Não somos os belicistas que querem pintar alguns meios de comunicação. Viemos à mesa de negociações com propostas e projetos para alcançar a paz definitiva, uma paz que implique uma profunda desmilitarização do Estado e reformas socioeconômicas radicais que fundem a democracia, a justiça e a liberdade verdadeiras. Viemos aqui com o acúmulo de uma luta histórica pela paz, a buscar, lado a lado com nosso povo, a vitória da solução política sobre a guerra civil que destrói a Colômbia, Não obstante, nossa determinação tem a fortaleza para enfrentar os belicistas que acreditam que com o estrondo das bombas e dos canhões podem dobrar a vontade daqueles que mantém no alto as bandeiras da mudança e da justiça social.

Não se pode atrelar este processo a uma política enfocada exclusivamente na obtenção exorbitante de lucros para uns poucos capitalistas a quem não importa a pobreza que abate 70% da população.
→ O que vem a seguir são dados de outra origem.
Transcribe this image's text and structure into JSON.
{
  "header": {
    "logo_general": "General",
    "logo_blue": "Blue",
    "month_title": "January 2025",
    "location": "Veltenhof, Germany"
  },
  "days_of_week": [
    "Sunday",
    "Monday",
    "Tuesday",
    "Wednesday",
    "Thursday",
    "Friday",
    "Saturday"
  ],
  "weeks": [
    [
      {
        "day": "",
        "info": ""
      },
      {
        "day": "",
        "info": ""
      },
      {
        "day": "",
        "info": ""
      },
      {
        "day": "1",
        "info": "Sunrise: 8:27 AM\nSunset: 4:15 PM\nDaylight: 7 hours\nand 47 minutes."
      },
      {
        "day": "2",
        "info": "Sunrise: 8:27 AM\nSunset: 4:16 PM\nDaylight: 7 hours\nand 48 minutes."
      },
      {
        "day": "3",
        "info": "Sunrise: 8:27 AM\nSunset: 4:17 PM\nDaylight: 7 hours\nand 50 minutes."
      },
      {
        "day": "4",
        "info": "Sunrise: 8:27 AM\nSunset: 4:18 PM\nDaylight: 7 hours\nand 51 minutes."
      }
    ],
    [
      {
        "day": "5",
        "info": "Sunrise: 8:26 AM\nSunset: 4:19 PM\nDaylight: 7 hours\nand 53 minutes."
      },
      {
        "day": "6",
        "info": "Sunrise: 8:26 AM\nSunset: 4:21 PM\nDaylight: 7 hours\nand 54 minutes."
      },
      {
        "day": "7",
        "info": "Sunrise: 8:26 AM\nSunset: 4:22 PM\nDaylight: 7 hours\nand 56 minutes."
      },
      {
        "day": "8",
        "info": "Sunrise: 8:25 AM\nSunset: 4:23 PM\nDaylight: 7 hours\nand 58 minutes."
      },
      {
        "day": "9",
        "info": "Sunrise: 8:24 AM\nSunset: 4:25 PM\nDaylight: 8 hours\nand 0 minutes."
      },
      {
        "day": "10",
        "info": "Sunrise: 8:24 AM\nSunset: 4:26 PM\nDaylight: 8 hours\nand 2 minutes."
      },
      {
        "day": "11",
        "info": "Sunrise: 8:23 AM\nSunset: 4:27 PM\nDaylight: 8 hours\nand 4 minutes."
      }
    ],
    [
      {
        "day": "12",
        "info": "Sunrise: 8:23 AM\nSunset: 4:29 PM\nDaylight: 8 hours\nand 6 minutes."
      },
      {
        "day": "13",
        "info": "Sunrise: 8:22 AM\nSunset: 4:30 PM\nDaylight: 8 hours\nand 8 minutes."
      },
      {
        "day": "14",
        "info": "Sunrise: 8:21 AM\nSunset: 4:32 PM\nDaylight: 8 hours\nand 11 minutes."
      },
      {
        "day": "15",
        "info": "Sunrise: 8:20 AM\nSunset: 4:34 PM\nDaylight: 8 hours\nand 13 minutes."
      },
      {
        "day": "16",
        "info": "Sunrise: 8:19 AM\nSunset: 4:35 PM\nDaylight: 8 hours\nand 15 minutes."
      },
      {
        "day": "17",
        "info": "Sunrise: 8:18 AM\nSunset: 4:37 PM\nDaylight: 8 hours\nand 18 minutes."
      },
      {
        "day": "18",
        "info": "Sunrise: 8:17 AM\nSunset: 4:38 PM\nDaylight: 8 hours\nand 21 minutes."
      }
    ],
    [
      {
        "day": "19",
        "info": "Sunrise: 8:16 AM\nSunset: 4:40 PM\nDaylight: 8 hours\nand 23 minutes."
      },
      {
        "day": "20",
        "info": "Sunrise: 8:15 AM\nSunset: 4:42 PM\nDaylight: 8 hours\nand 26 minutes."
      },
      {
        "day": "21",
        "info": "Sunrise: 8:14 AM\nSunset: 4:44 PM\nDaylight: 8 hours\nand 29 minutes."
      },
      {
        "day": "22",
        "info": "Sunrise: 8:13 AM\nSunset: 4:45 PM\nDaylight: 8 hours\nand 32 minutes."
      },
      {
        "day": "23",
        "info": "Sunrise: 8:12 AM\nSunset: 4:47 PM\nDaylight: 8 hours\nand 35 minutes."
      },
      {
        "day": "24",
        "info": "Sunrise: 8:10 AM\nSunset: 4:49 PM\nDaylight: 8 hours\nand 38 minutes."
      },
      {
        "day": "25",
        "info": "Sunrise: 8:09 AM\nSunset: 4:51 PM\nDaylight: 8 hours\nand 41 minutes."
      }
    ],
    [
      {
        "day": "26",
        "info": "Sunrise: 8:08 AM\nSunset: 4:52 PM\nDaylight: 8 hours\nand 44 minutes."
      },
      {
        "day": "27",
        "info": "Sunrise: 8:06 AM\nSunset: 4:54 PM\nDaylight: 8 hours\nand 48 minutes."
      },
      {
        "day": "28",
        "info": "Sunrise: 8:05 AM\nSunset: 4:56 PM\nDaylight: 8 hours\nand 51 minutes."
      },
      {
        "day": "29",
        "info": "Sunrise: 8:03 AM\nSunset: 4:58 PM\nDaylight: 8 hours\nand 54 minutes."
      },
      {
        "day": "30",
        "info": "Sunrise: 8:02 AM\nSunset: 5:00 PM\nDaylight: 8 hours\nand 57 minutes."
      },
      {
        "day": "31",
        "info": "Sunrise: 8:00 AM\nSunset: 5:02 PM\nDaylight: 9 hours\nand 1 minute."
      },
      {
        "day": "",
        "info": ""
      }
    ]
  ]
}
Eles só pensam no aumento de seus saques, não na redução da miséria. Mais de 30 milhões de colombianos vivem na pobreza, 12 milhões na indigência, 50% da população economicamente ativa agoniza entre o desemprego e o subemprego, quase 6 milhões de camponeses perambulam pelas ruas, vítimas de deslocamentos forçados. De 114 milhões de hectares que possui o país, 38 estão ligados à exploração petrolífera, 11 milhões à exploração mineradora; dos 750 mil hectares em exploração florestal se projeta passar para 12 milhões. A pecuária extensiva ocupa 39.2 milhões. A área cultivável é de 21.5 milhões de hectares, porém somente 4.7 milhões delas estão dedicadas à agricultura, retrato de uma decadência já que o país importa 10 milhões de toneladas de alimentos ao ano.

Em nossa visão, colocar sobre a mesa o assunto do desenvolvimento agrário integral como primeiro ponto do acordo geral remete a assumir a análise de um dos aspectos centrais do conflito. O problema da terra é causa histórica da confrontação de classes na Colômbia. Nas palavras do comandante Alfonso Cano, as FARC nasceram resistindo à violência oligárquica que utiliza sistematicamente o crime político para liquidar a oposição democrática e revolucionária; também como resposta camponesa e popular à agressão latifundiária e terratenente que inundou de sangue os campos colombianos, usurpando terras de camponeses e colonos.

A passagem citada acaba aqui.